Jim is a multilingual world traveler. Based in Bavaria during the 1970s, Jim spent most of this period in India, Afghanistan and Nepal, where he founded and operated a charitable medical clinic serving Tibetan Refugees. He settled in Oregon in 1983 on a forested ranch in the Umpqua National Forest.
Dr. Micah Hahn is an Associate Professor of Environmental Health in the Institute for Circumpolar Health Studies at the University of Alaska-Anchorage. She received her joint PhD in Epidemiology / Environment and Resources from the University of Wisconsin-Madison and her MPH in Global Environmental Health from Emory University. Subsequently, she was a postdoctoral fellow for the CDC Climate and Health Program, and in this position worked collaboratively with the CDC Division of Vector-borne Diseases and the National Center for Atmospheric Research. Her research focuses on understanding the health impacts of climate change and working with communities to develop locally-relevant adaptation and resilience-building strategies. Dr. Hahn is also on the Management Team of the Alaska Climate Adaptation Science Center.

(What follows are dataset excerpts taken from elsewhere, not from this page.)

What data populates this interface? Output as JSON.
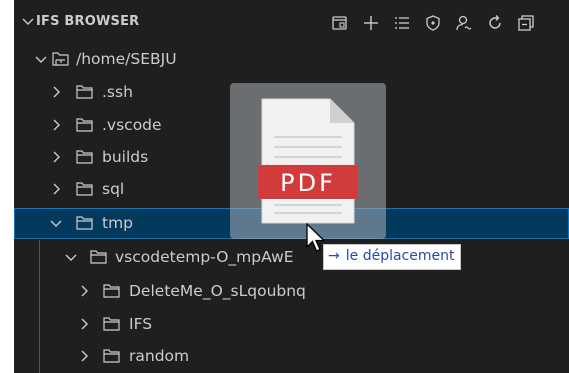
{
  "panel": {
    "title": "IFS BROWSER"
  },
  "toolbar": {
    "actions": [
      {
        "icon": "open-editor-icon"
      },
      {
        "icon": "add-icon"
      },
      {
        "icon": "list-icon"
      },
      {
        "icon": "shield-icon"
      },
      {
        "icon": "user-search-icon"
      },
      {
        "icon": "refresh-icon"
      },
      {
        "icon": "collapse-all-icon"
      }
    ]
  },
  "tree": {
    "root": "/home/SEBJU",
    "items": [
      {
        "label": ".ssh",
        "expanded": false
      },
      {
        "label": ".vscode",
        "expanded": false
      },
      {
        "label": "builds",
        "expanded": false
      },
      {
        "label": "sql",
        "expanded": false
      },
      {
        "label": "tmp",
        "expanded": true,
        "selected": true
      },
      {
        "label": "vscodetemp-O_mpAwE",
        "expanded": true
      },
      {
        "label": "DeleteMe_O_sLqoubnq",
        "expanded": false
      },
      {
        "label": "IFS",
        "expanded": false
      },
      {
        "label": "random",
        "expanded": false
      }
    ]
  },
  "drag": {
    "file_label": "PDF",
    "tooltip_arrow": "→",
    "tooltip_text": "le déplacement"
  },
  "colors": {
    "background": "#1f1f1f",
    "text": "#cccccc",
    "selection": "#04395e",
    "selection_border": "#0078d4",
    "pdf_red": "#d13b3b",
    "tooltip_text": "#2b4aa0"
  }
}
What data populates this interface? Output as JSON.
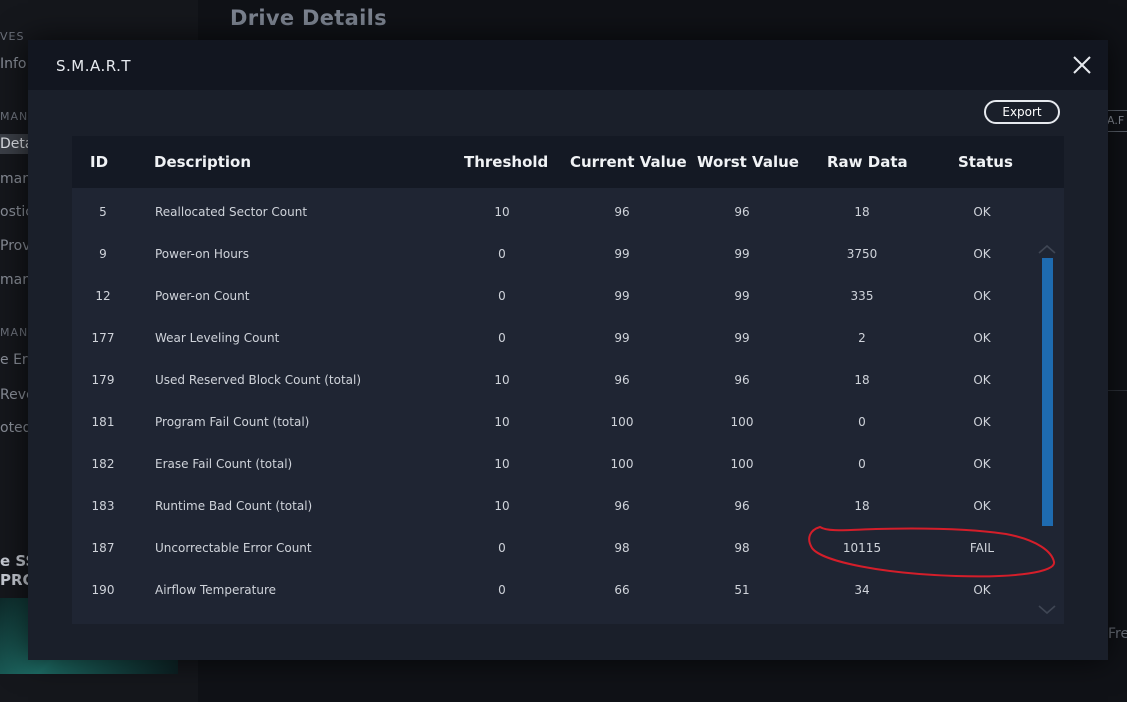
{
  "background": {
    "page_title": "Drive Details",
    "sidebar": {
      "fragments": [
        "VES",
        "Info",
        "MANA",
        "Deta",
        "mar",
        "ostic",
        "Prov",
        "mar",
        "MANA",
        "e Era",
        "Reve",
        "oted"
      ],
      "product_lines": [
        "e SS",
        "PRO"
      ]
    },
    "right_fragments": {
      "tab": "A.F",
      "text": "Fre"
    }
  },
  "modal": {
    "title": "S.M.A.R.T",
    "export_label": "Export",
    "columns": {
      "id": "ID",
      "description": "Description",
      "threshold": "Threshold",
      "current": "Current Value",
      "worst": "Worst Value",
      "raw": "Raw Data",
      "status": "Status"
    },
    "rows": [
      {
        "id": "5",
        "description": "Reallocated Sector Count",
        "threshold": "10",
        "current": "96",
        "worst": "96",
        "raw": "18",
        "status": "OK"
      },
      {
        "id": "9",
        "description": "Power-on Hours",
        "threshold": "0",
        "current": "99",
        "worst": "99",
        "raw": "3750",
        "status": "OK"
      },
      {
        "id": "12",
        "description": "Power-on Count",
        "threshold": "0",
        "current": "99",
        "worst": "99",
        "raw": "335",
        "status": "OK"
      },
      {
        "id": "177",
        "description": "Wear Leveling Count",
        "threshold": "0",
        "current": "99",
        "worst": "99",
        "raw": "2",
        "status": "OK"
      },
      {
        "id": "179",
        "description": "Used Reserved Block Count (total)",
        "threshold": "10",
        "current": "96",
        "worst": "96",
        "raw": "18",
        "status": "OK"
      },
      {
        "id": "181",
        "description": "Program Fail Count (total)",
        "threshold": "10",
        "current": "100",
        "worst": "100",
        "raw": "0",
        "status": "OK"
      },
      {
        "id": "182",
        "description": "Erase Fail Count (total)",
        "threshold": "10",
        "current": "100",
        "worst": "100",
        "raw": "0",
        "status": "OK"
      },
      {
        "id": "183",
        "description": "Runtime Bad Count (total)",
        "threshold": "10",
        "current": "96",
        "worst": "96",
        "raw": "18",
        "status": "OK"
      },
      {
        "id": "187",
        "description": "Uncorrectable Error Count",
        "threshold": "0",
        "current": "98",
        "worst": "98",
        "raw": "10115",
        "status": "FAIL"
      },
      {
        "id": "190",
        "description": "Airflow Temperature",
        "threshold": "0",
        "current": "66",
        "worst": "51",
        "raw": "34",
        "status": "OK"
      }
    ]
  },
  "colors": {
    "modal_bg": "#1a1f2a",
    "header_bg": "#121620",
    "scrollbar": "#1e6bb0",
    "annotation": "#d41e2a"
  },
  "icons": [
    "close-icon",
    "chevron-up-icon",
    "chevron-down-icon"
  ]
}
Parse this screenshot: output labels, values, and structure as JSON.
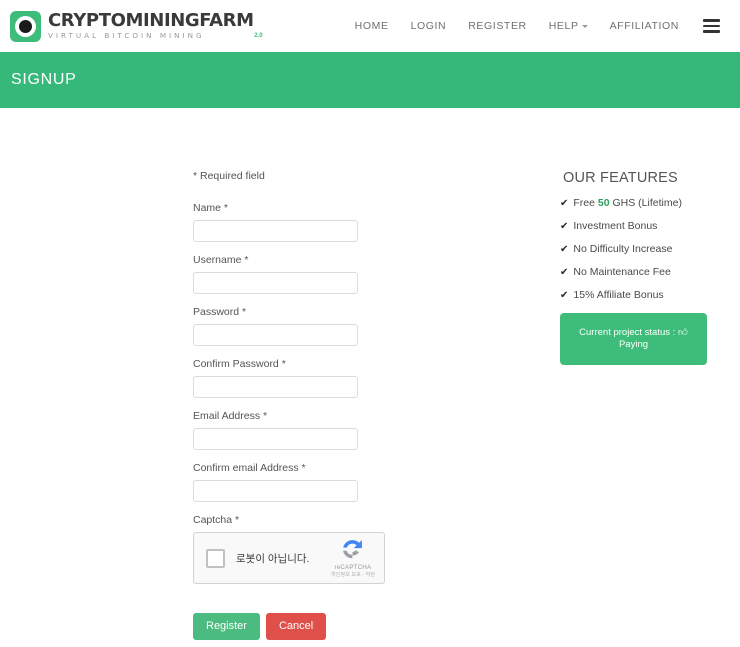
{
  "header": {
    "logo": {
      "title": "CRYPTOMININGFARM",
      "subtitle": "VIRTUAL BITCOIN MINING",
      "version": "2.0",
      "mark_color": "#3dbd79"
    },
    "nav": [
      {
        "label": "HOME",
        "has_caret": false
      },
      {
        "label": "LOGIN",
        "has_caret": false
      },
      {
        "label": "REGISTER",
        "has_caret": false
      },
      {
        "label": "HELP",
        "has_caret": true
      },
      {
        "label": "AFFILIATION",
        "has_caret": false
      }
    ],
    "menu_icon": "hamburger-icon"
  },
  "banner": {
    "title": "SIGNUP",
    "background": "#36b87a"
  },
  "form": {
    "required_note": "* Required field",
    "fields": [
      {
        "label": "Name *",
        "value": "",
        "placeholder": "",
        "name": "name"
      },
      {
        "label": "Username *",
        "value": "",
        "placeholder": "",
        "name": "username"
      },
      {
        "label": "Password *",
        "value": "",
        "placeholder": "",
        "name": "password"
      },
      {
        "label": "Confirm Password *",
        "value": "",
        "placeholder": "",
        "name": "confirm-password"
      },
      {
        "label": "Email Address *",
        "value": "",
        "placeholder": "",
        "name": "email"
      },
      {
        "label": "Confirm email Address *",
        "value": "",
        "placeholder": "",
        "name": "confirm-email"
      }
    ],
    "captcha": {
      "label": "Captcha *",
      "checkbox_label": "로봇이 아닙니다.",
      "brand_name": "reCAPTCHA",
      "terms": "개인정보 보호 - 약관",
      "checked": false
    },
    "buttons": {
      "register": {
        "label": "Register",
        "color": "#4cbb7f"
      },
      "cancel": {
        "label": "Cancel",
        "color": "#e0504a"
      }
    }
  },
  "sidebar": {
    "features_title": "OUR FEATURES",
    "features": [
      {
        "pre": "Free ",
        "highlight": "50",
        "post": " GHS (Lifetime)"
      },
      {
        "pre": "Investment Bonus",
        "highlight": "",
        "post": ""
      },
      {
        "pre": "No Difficulty Increase",
        "highlight": "",
        "post": ""
      },
      {
        "pre": "No Maintenance Fee",
        "highlight": "",
        "post": ""
      },
      {
        "pre": "15% Affiliate Bonus",
        "highlight": "",
        "post": ""
      }
    ],
    "status": {
      "prefix": "Current project status : ",
      "icon": "thumbs-up-icon",
      "value": "Paying",
      "background": "#3dbd79"
    }
  }
}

Michael is a former Founding Principal of Resilient Cities Catalyst, a global non-profit helping cities and their partners tackle their toughest challenges. He is currently the Executive Director of Climate Resilience Academy at the University of Miami.
Dr. Quintus Jett is a consultant, educator, and strategist for public causes. He has a doctorate in Organizations & Management from Stanford University, and a two-decade faculty career which spans schools, departments, and programs of business, engineering, liberal studies, divinity, and public and nonprofit management. Following Hurricane Katrina in 2005, Dr. Jett launched a volunteer project in New Orleans, which enlisted residents, students from over a dozen colleges and universities, and hundreds of others to field map the city’s Gentilly district, Lower Ninth Ward, and New Orleans East. Dr. Jett is an innovator in higher education, bridging the divide between academic research and the other priorities of the modern university, including student access and diversity, community engagement, and providing foundations for life-long learning in today’s rapidly changing world.

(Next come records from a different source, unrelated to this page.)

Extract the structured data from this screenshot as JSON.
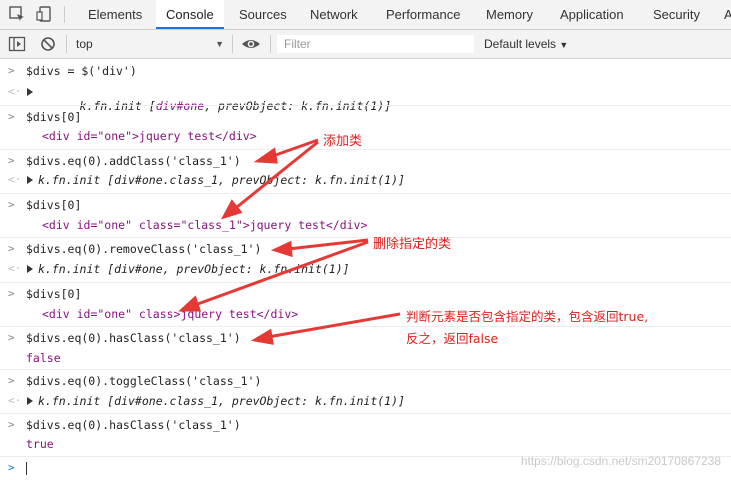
{
  "tabs": [
    "Elements",
    "Console",
    "Sources",
    "Network",
    "Performance",
    "Memory",
    "Application",
    "Security",
    "A"
  ],
  "toolbar": {
    "context": "top",
    "filter_placeholder": "Filter",
    "levels": "Default levels"
  },
  "console": {
    "l1": "$divs = $('div')",
    "l2a": "k.fn.init [",
    "l2b": "div#one",
    "l2c": ", prevObject: k.fn.init(1)]",
    "l3": "$divs[0]",
    "l4": "<div id=\"one\">jquery test</div>",
    "l5": "$divs.eq(0).addClass('class_1')",
    "l6": "k.fn.init [div#one.class_1, prevObject: k.fn.init(1)]",
    "l7": "$divs[0]",
    "l8": "<div id=\"one\" class=\"class_1\">jquery test</div>",
    "l9": "$divs.eq(0).removeClass('class_1')",
    "l10": "k.fn.init [div#one, prevObject: k.fn.init(1)]",
    "l11": "$divs[0]",
    "l12": "<div id=\"one\" class>jquery test</div>",
    "l13": "$divs.eq(0).hasClass('class_1')",
    "l14": "false",
    "l15": "$divs.eq(0).toggleClass('class_1')",
    "l16": "k.fn.init [div#one.class_1, prevObject: k.fn.init(1)]",
    "l17": "$divs.eq(0).hasClass('class_1')",
    "l18": "true"
  },
  "annotations": {
    "a1": "添加类",
    "a2": "删除指定的类",
    "a3_line1": "判断元素是否包含指定的类，包含返回true,",
    "a3_line2": "反之，返回false"
  },
  "watermark": "https://blog.csdn.net/sm20170867238",
  "colors": {
    "annotation": "#e02020",
    "active_tab": "#1a73e8"
  }
}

Scott is Monfort Professor of Atmospheric Science at Colorado State University. He has written about 100 publications in the peer-reviewed climate literature, is a former editor of the Journal of Climate, and served for five years as founding Science Chair of the North American Carbon Program.

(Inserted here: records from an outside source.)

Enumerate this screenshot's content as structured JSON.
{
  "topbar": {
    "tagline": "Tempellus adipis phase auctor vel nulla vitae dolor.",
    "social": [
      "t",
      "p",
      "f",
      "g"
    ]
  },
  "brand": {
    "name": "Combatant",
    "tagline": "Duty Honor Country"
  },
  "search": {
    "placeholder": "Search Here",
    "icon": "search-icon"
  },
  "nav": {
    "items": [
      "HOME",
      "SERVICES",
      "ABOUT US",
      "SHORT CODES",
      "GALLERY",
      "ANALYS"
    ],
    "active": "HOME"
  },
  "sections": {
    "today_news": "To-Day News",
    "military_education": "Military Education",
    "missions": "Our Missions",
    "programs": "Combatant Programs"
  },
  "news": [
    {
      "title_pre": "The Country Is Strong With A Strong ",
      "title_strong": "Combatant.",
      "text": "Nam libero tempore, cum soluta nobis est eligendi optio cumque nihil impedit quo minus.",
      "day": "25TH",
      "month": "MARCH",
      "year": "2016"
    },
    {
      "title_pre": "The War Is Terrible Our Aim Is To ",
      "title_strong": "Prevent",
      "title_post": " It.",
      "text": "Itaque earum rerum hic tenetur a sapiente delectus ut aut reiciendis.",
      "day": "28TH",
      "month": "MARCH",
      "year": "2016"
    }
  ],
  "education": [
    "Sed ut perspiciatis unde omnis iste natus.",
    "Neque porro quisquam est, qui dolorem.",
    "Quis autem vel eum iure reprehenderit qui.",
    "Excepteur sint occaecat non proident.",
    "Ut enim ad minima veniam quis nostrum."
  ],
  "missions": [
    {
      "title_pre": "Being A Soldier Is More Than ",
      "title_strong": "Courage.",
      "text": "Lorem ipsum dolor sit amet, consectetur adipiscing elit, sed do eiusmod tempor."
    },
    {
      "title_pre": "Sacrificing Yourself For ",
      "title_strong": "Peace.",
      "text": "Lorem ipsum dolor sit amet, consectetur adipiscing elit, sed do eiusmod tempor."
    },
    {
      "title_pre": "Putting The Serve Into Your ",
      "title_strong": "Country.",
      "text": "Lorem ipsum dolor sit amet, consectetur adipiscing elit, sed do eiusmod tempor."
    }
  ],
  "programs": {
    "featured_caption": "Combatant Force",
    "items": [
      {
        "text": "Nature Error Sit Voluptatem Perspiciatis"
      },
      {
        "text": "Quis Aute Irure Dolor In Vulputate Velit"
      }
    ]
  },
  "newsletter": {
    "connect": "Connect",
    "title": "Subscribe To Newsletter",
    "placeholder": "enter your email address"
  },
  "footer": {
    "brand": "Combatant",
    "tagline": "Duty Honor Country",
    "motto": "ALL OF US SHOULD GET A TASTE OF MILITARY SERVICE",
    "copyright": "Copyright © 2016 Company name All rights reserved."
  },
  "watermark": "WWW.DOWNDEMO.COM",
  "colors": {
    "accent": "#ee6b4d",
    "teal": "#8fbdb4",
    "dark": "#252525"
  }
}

Linda has many years of experience in disaster preparedness and resilience. She has been an elected official on the Linn County Iowa Board of Supervisors, Chair of the Metropolitan Planning Organization, the East Central Iowa Council of Governments, the statewide Mental Health Developmental Disability and the Linn County Board of Health. Langston is a former president of the National Association of Counties (2013-2014).
Ken works with families and organizations as a mediator, organizational consultant, trainer and facilitator. Along with his passion for helping people prepare for and reduce climate change, Ken also volunteers as a mediator through Mediation Works and is passionate about supporting youth through mentoring with Boys to Men of Southern Oregon.
Matthew is a retired high school teacher who was once honored as Oregon High School Social Studies Teacher of the Year. Before his teaching career he was in the restaurant business in Portland. He is also a lawyer who has been a member of the Oregon State Bar Association since 1980.
Andrea is the Resilience Policy Advisor for the North Carolina Office of Recovery and Resiliency. She works across state agencies and with local governments to increase the state’s resilience to the impacts of climate change.